5 Future Trends and Conclusion

A novel framework is designed that provides relevant features and benefits in recommendation of a product by considering reviews. This chapter presents a research plan with an overarching goal to help ensure that the proposed opinion system is developed systematically with novel algorithms. The result of this plan will be a good approach to improve decision making policies of customers, made available to a wider community of academics and practitioners. The chapter concludes with a summarized opinion, a balanced assessment of the contribution of mining opinions and a roadmap for future directions. There is still a gap needed to be filled to make our system more user friendly as compared with human annotation.

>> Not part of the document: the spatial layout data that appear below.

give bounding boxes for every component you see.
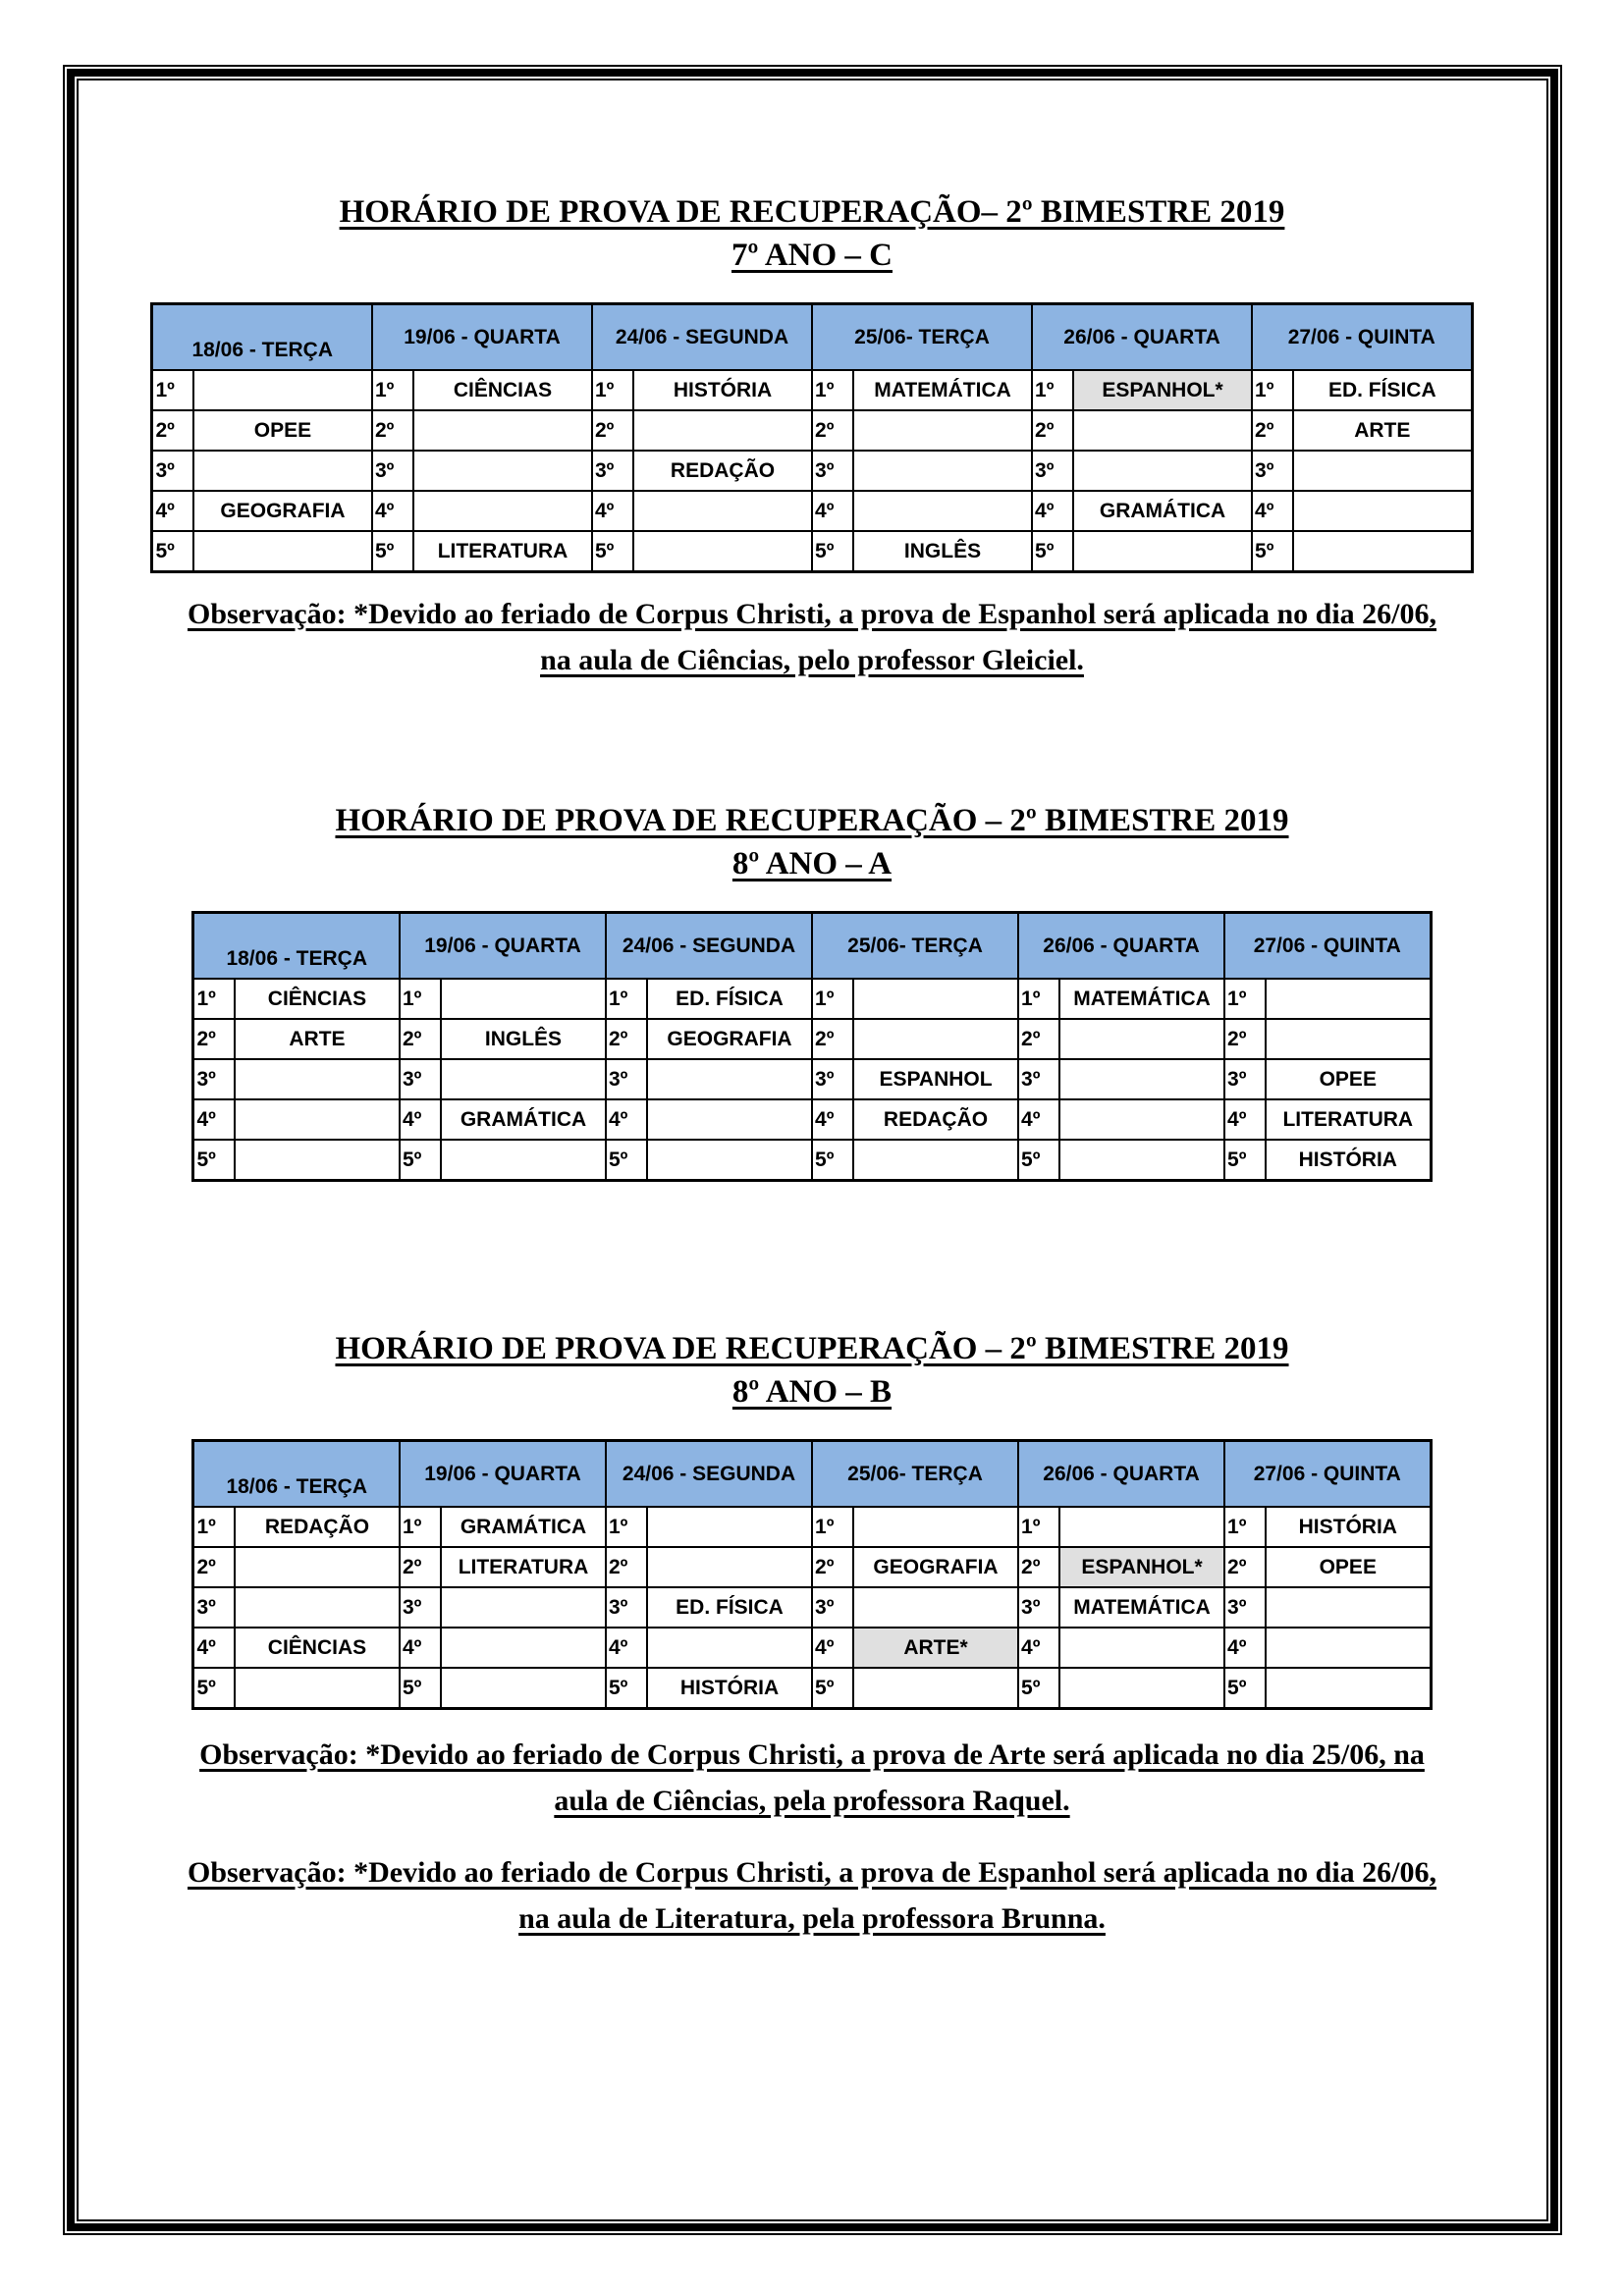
subject-cell xyxy=(647,1099,812,1140)
period-label-cell: 4º xyxy=(1032,491,1073,531)
period-label-cell: 5º xyxy=(1018,1668,1059,1709)
subject-cell xyxy=(647,1140,812,1181)
period-label-cell: 4º xyxy=(152,491,193,531)
period-label-cell: 3º xyxy=(372,451,413,491)
period-label-cell: 4º xyxy=(606,1628,647,1668)
day-header-cell: 26/06 - QUARTA xyxy=(1018,913,1224,980)
period-label-cell: 3º xyxy=(812,1587,853,1628)
period-label-cell: 5º xyxy=(1032,531,1073,572)
period-label-cell: 1º xyxy=(1252,370,1293,410)
subject-cell: GEOGRAFIA xyxy=(647,1019,812,1059)
period-row xyxy=(193,1587,1431,1628)
section-title xyxy=(0,799,1624,885)
subject-cell: ESPANHOL* xyxy=(1059,1547,1224,1587)
subject-cell: ED. FÍSICA xyxy=(1293,370,1472,410)
period-label-cell: 3º xyxy=(1224,1059,1266,1099)
period-label-cell: 3º xyxy=(812,451,853,491)
subject-cell xyxy=(1293,451,1472,491)
period-label-cell: 4º xyxy=(193,1628,235,1668)
subject-cell xyxy=(413,410,592,451)
period-label-cell: 3º xyxy=(1018,1587,1059,1628)
day-header-cell: 26/06 - QUARTA xyxy=(1018,1441,1224,1508)
period-row xyxy=(193,1140,1431,1181)
subject-cell: ED. FÍSICA xyxy=(647,979,812,1019)
subject-cell xyxy=(441,1587,606,1628)
subject-cell xyxy=(413,451,592,491)
period-label-cell: 5º xyxy=(400,1140,441,1181)
subject-cell xyxy=(1266,1628,1431,1668)
period-label-cell: 4º xyxy=(372,491,413,531)
period-label-cell: 5º xyxy=(812,1140,853,1181)
subject-cell xyxy=(633,531,812,572)
subject-cell: LITERATURA xyxy=(441,1547,606,1587)
period-row xyxy=(152,451,1472,491)
period-label-cell: 1º xyxy=(1018,979,1059,1019)
period-row xyxy=(152,370,1472,410)
period-label-cell: 2º xyxy=(400,1547,441,1587)
subject-cell: CIÊNCIAS xyxy=(235,1628,400,1668)
day-header-cell: 24/06 - SEGUNDA xyxy=(606,1441,812,1508)
subject-cell: GRAMÁTICA xyxy=(441,1507,606,1547)
subject-cell xyxy=(235,1668,400,1709)
subject-cell xyxy=(1266,1668,1431,1709)
subject-cell: GRAMÁTICA xyxy=(441,1099,606,1140)
period-label-cell: 3º xyxy=(606,1059,647,1099)
class-title: 8º ANO – B xyxy=(731,1374,893,1410)
subject-cell xyxy=(235,1059,400,1099)
period-label-cell: 1º xyxy=(372,370,413,410)
period-label-cell: 4º xyxy=(812,1628,853,1668)
day-header-cell: 25/06- TERÇA xyxy=(812,1441,1018,1508)
period-label-cell: 5º xyxy=(592,531,633,572)
period-label-cell: 5º xyxy=(193,1140,235,1181)
subject-cell xyxy=(647,1059,812,1099)
period-label-cell: 5º xyxy=(1224,1140,1266,1181)
period-label-cell: 1º xyxy=(1224,979,1266,1019)
period-label-cell: 5º xyxy=(812,531,853,572)
period-label-cell: 2º xyxy=(400,1019,441,1059)
period-label-cell: 1º xyxy=(1018,1507,1059,1547)
period-label-cell: 1º xyxy=(400,1507,441,1547)
period-label-cell: 3º xyxy=(1018,1059,1059,1099)
subject-cell xyxy=(1293,531,1472,572)
period-label-cell: 4º xyxy=(812,491,853,531)
subject-cell: MATEMÁTICA xyxy=(1059,979,1224,1019)
subject-cell xyxy=(647,1628,812,1668)
period-label-cell: 3º xyxy=(1032,451,1073,491)
period-label-cell: 3º xyxy=(592,451,633,491)
subject-cell xyxy=(853,410,1032,451)
period-label-cell: 4º xyxy=(400,1628,441,1668)
day-header-cell: 27/06 - QUINTA xyxy=(1224,913,1431,980)
period-row xyxy=(193,1019,1431,1059)
subject-cell xyxy=(1073,410,1252,451)
subject-cell xyxy=(441,1059,606,1099)
observation-text: Observação: *Devido ao feriado de Corpus Christi, a prova de Arte será aplicada no dia 25/06, na aula de Ciências, pela professora Raquel. xyxy=(199,1738,1425,1817)
observations xyxy=(184,1732,1440,1942)
period-label-cell: 3º xyxy=(606,1587,647,1628)
subject-cell xyxy=(1073,531,1252,572)
section-title xyxy=(0,190,1624,277)
subject-cell: MATEMÁTICA xyxy=(1059,1587,1224,1628)
period-label-cell: 4º xyxy=(1224,1099,1266,1140)
subject-cell: CIÊNCIAS xyxy=(235,979,400,1019)
subject-cell xyxy=(441,1628,606,1668)
period-row xyxy=(193,1507,1431,1547)
subject-cell: HISTÓRIA xyxy=(1266,1507,1431,1547)
period-label-cell: 3º xyxy=(400,1587,441,1628)
subject-cell: OPEE xyxy=(193,410,372,451)
period-label-cell: 2º xyxy=(812,1547,853,1587)
day-header-cell: 27/06 - QUINTA xyxy=(1252,304,1472,371)
period-label-cell: 3º xyxy=(812,1059,853,1099)
period-label-cell: 2º xyxy=(1252,410,1293,451)
period-label-cell: 2º xyxy=(193,1547,235,1587)
subject-cell xyxy=(1059,1099,1224,1140)
day-header-cell: 27/06 - QUINTA xyxy=(1224,1441,1431,1508)
section-title xyxy=(0,1327,1624,1414)
period-row xyxy=(193,1059,1431,1099)
subject-cell xyxy=(413,491,592,531)
period-label-cell: 1º xyxy=(812,1507,853,1547)
subject-cell xyxy=(1293,491,1472,531)
day-header-row xyxy=(152,304,1472,371)
day-header-cell: 19/06 - QUARTA xyxy=(400,1441,606,1508)
class-title: 7º ANO – C xyxy=(731,238,893,273)
period-label-cell: 2º xyxy=(606,1019,647,1059)
subject-cell: OPEE xyxy=(1266,1547,1431,1587)
period-row xyxy=(152,531,1472,572)
day-header-cell: 18/06 - TERÇA xyxy=(152,304,372,371)
period-label-cell: 2º xyxy=(193,1019,235,1059)
subject-cell xyxy=(853,1668,1018,1709)
period-label-cell: 5º xyxy=(606,1140,647,1181)
period-label-cell: 2º xyxy=(606,1547,647,1587)
day-header-cell: 25/06- TERÇA xyxy=(812,304,1032,371)
subject-cell: CIÊNCIAS xyxy=(413,370,592,410)
day-header-cell: 26/06 - QUARTA xyxy=(1032,304,1252,371)
schedule-table-8ano-a xyxy=(191,911,1432,1182)
period-label-cell: 1º xyxy=(812,979,853,1019)
period-label-cell: 3º xyxy=(193,1587,235,1628)
period-label-cell: 5º xyxy=(1252,531,1293,572)
period-row xyxy=(193,979,1431,1019)
subject-cell xyxy=(235,1099,400,1140)
subject-cell xyxy=(1059,1140,1224,1181)
period-label-cell: 4º xyxy=(606,1099,647,1140)
subject-cell: HISTÓRIA xyxy=(647,1668,812,1709)
period-label-cell: 5º xyxy=(152,531,193,572)
subject-cell: INGLÊS xyxy=(441,1019,606,1059)
period-label-cell: 4º xyxy=(1018,1628,1059,1668)
period-row xyxy=(152,410,1472,451)
subject-cell: LITERATURA xyxy=(413,531,592,572)
day-header-row xyxy=(193,1441,1431,1508)
observations xyxy=(184,591,1440,683)
subject-cell: GRAMÁTICA xyxy=(1073,491,1252,531)
subject-cell: ARTE xyxy=(235,1019,400,1059)
subject-cell xyxy=(235,1587,400,1628)
period-label-cell: 1º xyxy=(152,370,193,410)
period-label-cell: 3º xyxy=(400,1059,441,1099)
subject-cell xyxy=(193,451,372,491)
subject-cell xyxy=(647,1547,812,1587)
schedule-title: HORÁRIO DE PROVA DE RECUPERAÇÃO – 2º BIMESTRE 2019 xyxy=(335,1331,1289,1366)
subject-cell xyxy=(441,1140,606,1181)
subject-cell xyxy=(441,1668,606,1709)
subject-cell xyxy=(1059,1668,1224,1709)
day-header-cell: 18/06 - TERÇA xyxy=(193,1441,400,1508)
subject-cell: INGLÊS xyxy=(853,531,1032,572)
period-row xyxy=(193,1099,1431,1140)
period-label-cell: 1º xyxy=(193,979,235,1019)
period-label-cell: 4º xyxy=(400,1099,441,1140)
period-label-cell: 5º xyxy=(1018,1140,1059,1181)
period-label-cell: 3º xyxy=(1252,451,1293,491)
period-label-cell: 2º xyxy=(812,1019,853,1059)
subject-cell xyxy=(1266,1587,1431,1628)
period-label-cell: 4º xyxy=(812,1099,853,1140)
period-label-cell: 2º xyxy=(812,410,853,451)
subject-cell: OPEE xyxy=(1266,1059,1431,1099)
subject-cell xyxy=(853,1140,1018,1181)
day-header-cell: 19/06 - QUARTA xyxy=(400,913,606,980)
subject-cell xyxy=(1059,1628,1224,1668)
period-label-cell: 3º xyxy=(152,451,193,491)
subject-cell: GEOGRAFIA xyxy=(853,1547,1018,1587)
period-label-cell: 2º xyxy=(1224,1019,1266,1059)
period-label-cell: 5º xyxy=(372,531,413,572)
period-label-cell: 2º xyxy=(1224,1547,1266,1587)
period-label-cell: 2º xyxy=(152,410,193,451)
subject-cell xyxy=(1059,1019,1224,1059)
subject-cell: LITERATURA xyxy=(1266,1099,1431,1140)
observation-text: Observação: *Devido ao feriado de Corpus Christi, a prova de Espanhol será aplicada no dia 26/06, na aula de Literatura, pela professora Brunna. xyxy=(187,1856,1437,1935)
subject-cell xyxy=(193,370,372,410)
schedule-table-7ano-c xyxy=(150,302,1473,573)
subject-cell xyxy=(647,1507,812,1547)
period-label-cell: 4º xyxy=(1224,1628,1266,1668)
subject-cell xyxy=(853,451,1032,491)
period-label-cell: 2º xyxy=(592,410,633,451)
subject-cell xyxy=(853,1019,1018,1059)
subject-cell xyxy=(853,491,1032,531)
day-header-row xyxy=(193,913,1431,980)
period-row xyxy=(193,1668,1431,1709)
period-label-cell: 3º xyxy=(193,1059,235,1099)
subject-cell xyxy=(853,1507,1018,1547)
period-label-cell: 4º xyxy=(1252,491,1293,531)
subject-cell: HISTÓRIA xyxy=(633,370,812,410)
period-label-cell: 2º xyxy=(1032,410,1073,451)
period-label-cell: 2º xyxy=(1018,1547,1059,1587)
subject-cell: ARTE xyxy=(1293,410,1472,451)
period-label-cell: 5º xyxy=(400,1668,441,1709)
period-label-cell: 2º xyxy=(1018,1019,1059,1059)
subject-cell xyxy=(853,1587,1018,1628)
subject-cell: HISTÓRIA xyxy=(1266,1140,1431,1181)
period-label-cell: 1º xyxy=(400,979,441,1019)
subject-cell xyxy=(853,979,1018,1019)
subject-cell: ED. FÍSICA xyxy=(647,1587,812,1628)
subject-cell xyxy=(633,410,812,451)
period-label-cell: 5º xyxy=(1224,1668,1266,1709)
subject-cell: MATEMÁTICA xyxy=(853,370,1032,410)
period-label-cell: 2º xyxy=(372,410,413,451)
section-8ano-a xyxy=(0,799,1624,1182)
subject-cell xyxy=(441,979,606,1019)
subject-cell: REDAÇÃO xyxy=(853,1099,1018,1140)
schedule-table-8ano-b xyxy=(191,1439,1432,1710)
day-header-cell: 19/06 - QUARTA xyxy=(372,304,592,371)
subject-cell: ESPANHOL* xyxy=(1073,370,1252,410)
subject-cell: REDAÇÃO xyxy=(633,451,812,491)
period-row xyxy=(152,491,1472,531)
subject-cell xyxy=(1059,1507,1224,1547)
day-header-cell: 24/06 - SEGUNDA xyxy=(606,913,812,980)
period-row xyxy=(193,1547,1431,1587)
subject-cell xyxy=(235,1140,400,1181)
period-label-cell: 1º xyxy=(812,370,853,410)
schedule-title: HORÁRIO DE PROVA DE RECUPERAÇÃO – 2º BIMESTRE 2019 xyxy=(335,803,1289,838)
subject-cell xyxy=(235,1547,400,1587)
day-header-cell: 25/06- TERÇA xyxy=(812,913,1018,980)
period-label-cell: 4º xyxy=(1018,1099,1059,1140)
period-row xyxy=(193,1628,1431,1668)
period-label-cell: 4º xyxy=(193,1099,235,1140)
day-header-cell: 18/06 - TERÇA xyxy=(193,913,400,980)
subject-cell xyxy=(1266,1019,1431,1059)
period-label-cell: 3º xyxy=(1224,1587,1266,1628)
subject-cell: REDAÇÃO xyxy=(235,1507,400,1547)
subject-cell xyxy=(1073,451,1252,491)
subject-cell xyxy=(193,531,372,572)
subject-cell xyxy=(1059,1059,1224,1099)
section-7ano-c xyxy=(0,190,1624,683)
period-label-cell: 1º xyxy=(193,1507,235,1547)
section-8ano-b xyxy=(0,1327,1624,1942)
period-label-cell: 1º xyxy=(1032,370,1073,410)
subject-cell xyxy=(633,491,812,531)
period-label-cell: 5º xyxy=(193,1668,235,1709)
class-title: 8º ANO – A xyxy=(731,846,893,881)
period-label-cell: 1º xyxy=(1224,1507,1266,1547)
period-label-cell: 5º xyxy=(606,1668,647,1709)
day-header-cell: 24/06 - SEGUNDA xyxy=(592,304,812,371)
subject-cell: ARTE* xyxy=(853,1628,1018,1668)
period-label-cell: 1º xyxy=(606,979,647,1019)
period-label-cell: 4º xyxy=(592,491,633,531)
subject-cell: GEOGRAFIA xyxy=(193,491,372,531)
period-label-cell: 1º xyxy=(606,1507,647,1547)
schedule-title: HORÁRIO DE PROVA DE RECUPERAÇÃO– 2º BIMESTRE 2019 xyxy=(339,194,1285,230)
period-label-cell: 5º xyxy=(812,1668,853,1709)
period-label-cell: 1º xyxy=(592,370,633,410)
observation-text: Observação: *Devido ao feriado de Corpus Christi, a prova de Espanhol será aplicada no dia 26/06, na aula de Ciências, pelo professor Gleiciel. xyxy=(187,598,1437,676)
subject-cell: ESPANHOL xyxy=(853,1059,1018,1099)
subject-cell xyxy=(1266,979,1431,1019)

Our future work will include the analysis of various supervised, unsupervised and semi supervised learning techniques in detecting sentiments. The semantic (knowledge) data present in the review needs to be analyzed to detect sentiment by developing the opinion ontology.

5.1 Scope of Chapter

This chapter defines the scope of Internet of Things and big data, as covered in this book, discusses the need of mining opinions, developing information retrieval system, and outlines some of the benefits associated with the social interaction and social software on World Wide Web. In addition to the theoretical aspects of opinion mining, it covers various supervised learning algorithms used in the classification of opinions, and describes a typical coherent framework of how to mine opinions. The rapid evolution of Electronic media led to the growth of social media users to 127 million users in the year 2013 which will further increase substantially close to 283 million users by 2017. Therefore, the dependency of public on search engines and Information retrieval systems has become amplified. Opinion mining lies in close proximity with social media. As the time changes and E-business takes its place through Social media, demand of a new web world has awaken people to share views and opinions in order to make correct decisions by extracting useful content (aspects) followed with summarization of opinions with their polarity score. Interest of researchers towards the field of Opinion mining is a demanding task. Thus, a true need has been raised to mine opinions and develop an opinion mining system which will help people in taking better decisions of buying and selling products online considering their relevant aspects.